In part one of this series we said that when managers fail to lead effectively it’s not because they can’t master numbers, but because they try to master people or attempt to manipulate them. As a result, one of the traps managers fall prey to in this area is when they try to manage everyone on their team the same way or attempt to manage them as a group. It doesn’t work. Effective managers, understanding the essential differences between the people on their team, and being aware of their strengths and weaknesses, manage them as individuals. All good management is essentially one-on-one.
Managing people as a group is a weak management style but if this approach is so ineffective, why do so many managers try it? Some are simply lazy and being unwilling to take the time to do their jobs properly, attempt to do a week's worth of work during a staff meeting. They don’t fool their staff for a second. Others have never mastered the basic skill of looking another person in the eyes and simply saying what's on their minds. For them the back wall of the meeting room is the focus of their management effort. Still others see the staff meeting as an expression of power and attack people on issues that should be handled one-on-one. When we let our ego get out in front of us, we have a tendency to attack people and in doing so, we fail them…..and ourselves.
Wise managers make the effort to get with their people one-to-one when dealing with specific problems or issues. They also remain highly ‘aware’ and available. When employees are angry, dejected or tense, they pick up on that and steer them somewhere they’re able to talk in private. You will have scores of opportunities to help the people who depend on you if you remember that you were hired to manage people, and achieve results through them!
We occasionally hear a frustrated manager declare a particular person a lost cause when they don’t respond in the same way another did to a particular technique or approach. But a technique that serves you well with one individual may be useless when used with another so good management also involves selection as well as application.
All effective managers use a mix of different managerial styles or approaches, varying them to match the employee's needs, emotions or the situation. What they’ve discovered is that there’s no right or wrong way to manage! If it works it’s good, if it doesn’t work it’s bad. Let’s take a look at four different approaches used by effective managers.
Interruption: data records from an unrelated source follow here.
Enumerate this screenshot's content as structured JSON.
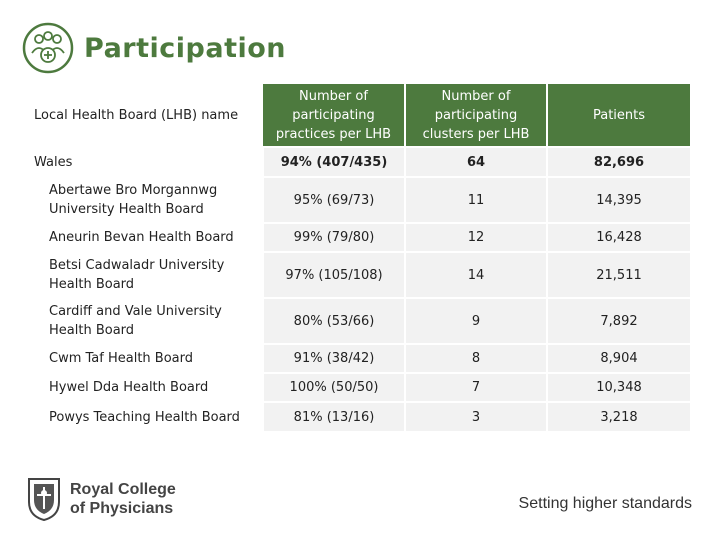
{
  "header": {
    "title": "Participation",
    "icon": "people-network-icon",
    "accent_color": "#4d7a3e"
  },
  "table": {
    "columns": [
      "Local Health Board (LHB) name",
      "Number of participating practices per LHB",
      "Number of participating clusters per LHB",
      "Patients"
    ],
    "rows": [
      {
        "name": "Wales",
        "practices": "94% (407/435)",
        "clusters": "64",
        "patients": "82,696"
      },
      {
        "name": "Abertawe Bro Morgannwg University Health Board",
        "practices": "95% (69/73)",
        "clusters": "11",
        "patients": "14,395"
      },
      {
        "name": "Aneurin Bevan Health Board",
        "practices": "99% (79/80)",
        "clusters": "12",
        "patients": "16,428"
      },
      {
        "name": "Betsi Cadwaladr University Health Board",
        "practices": "97% (105/108)",
        "clusters": "14",
        "patients": "21,511"
      },
      {
        "name": "Cardiff  and Vale University Health Board",
        "practices": "80% (53/66)",
        "clusters": "9",
        "patients": "7,892"
      },
      {
        "name": "Cwm Taf Health Board",
        "practices": "91% (38/42)",
        "clusters": "8",
        "patients": "8,904"
      },
      {
        "name": "Hywel Dda Health Board",
        "practices": "100% (50/50)",
        "clusters": "7",
        "patients": "10,348"
      },
      {
        "name": "Powys Teaching Health Board",
        "practices": "81% (13/16)",
        "clusters": "3",
        "patients": "3,218"
      }
    ]
  },
  "footer": {
    "logo_line1": "Royal College",
    "logo_line2": "of Physicians",
    "tagline": "Setting higher standards",
    "logo_icon": "rcp-crest-icon"
  }
}
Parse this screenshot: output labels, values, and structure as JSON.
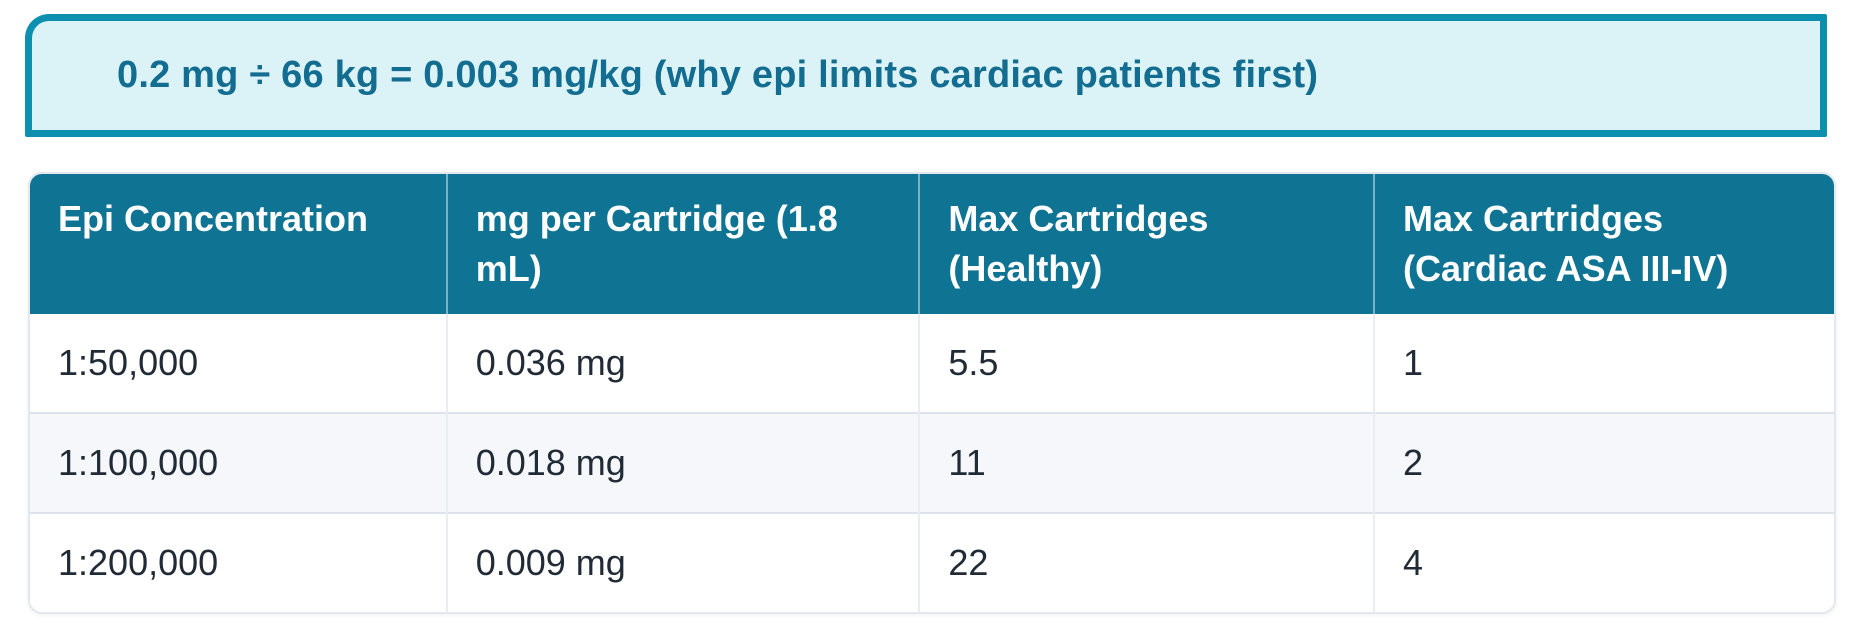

When a manager uses Autocratic Management as a style and says "Do it this way, I said so'', this manager is drawing on self-strength. Two factors determine whether or not autocratic management is appropriate; the circumstances and who is being managed. There are times when this is the only way to deal with a situation. When the bullets are flying, or the building is on fire, you don’t call a meeting; someone takes charge and tells people what to do. Remember, no right or wrong way to manage. If it works it’s good, if it doesn’t work it’s bad!
Managers using Bureaucratic Management are managing by the the rule book. Because we often overwork bureaucratic management, many of us don’t look at company policy as a tool; instead we use it as a weapon to force people into submission. However there are some employees who not only want bureaucratic management, they want it in abundance for the satisfaction they curiously receive from regimentation. Remember, no right or wrong. If it works it’s good, if it doesn’t work it’s bad!
A third management style, Democratic Management, doesn’t mean letting people vote. When we let the team vote, when we let employees make management decisions, that's not democratic management, that’s an abdication of our responsibilities. With democratic management what we’re really looking to do is let people participate in the decision-making process by seeking and discussing their feedback, ideas and opinions.
The last style we’ll discuss is Idiosyncratic Management. This is really misnamed because all good management is idiosyncratic, because all good management is one-to-one and attuned to the individual. When we use the term idiosyncratic management, we’re referring to the extremes of personality, extremes that are literally idiosyncrasies.
To avoid the trap of managing everyone the same, remember…..no right or wrong, if it works it’s good, if it doesn’t work it’s bad! and you need to know your employees as well as you know your family so use an approach that works with each individual.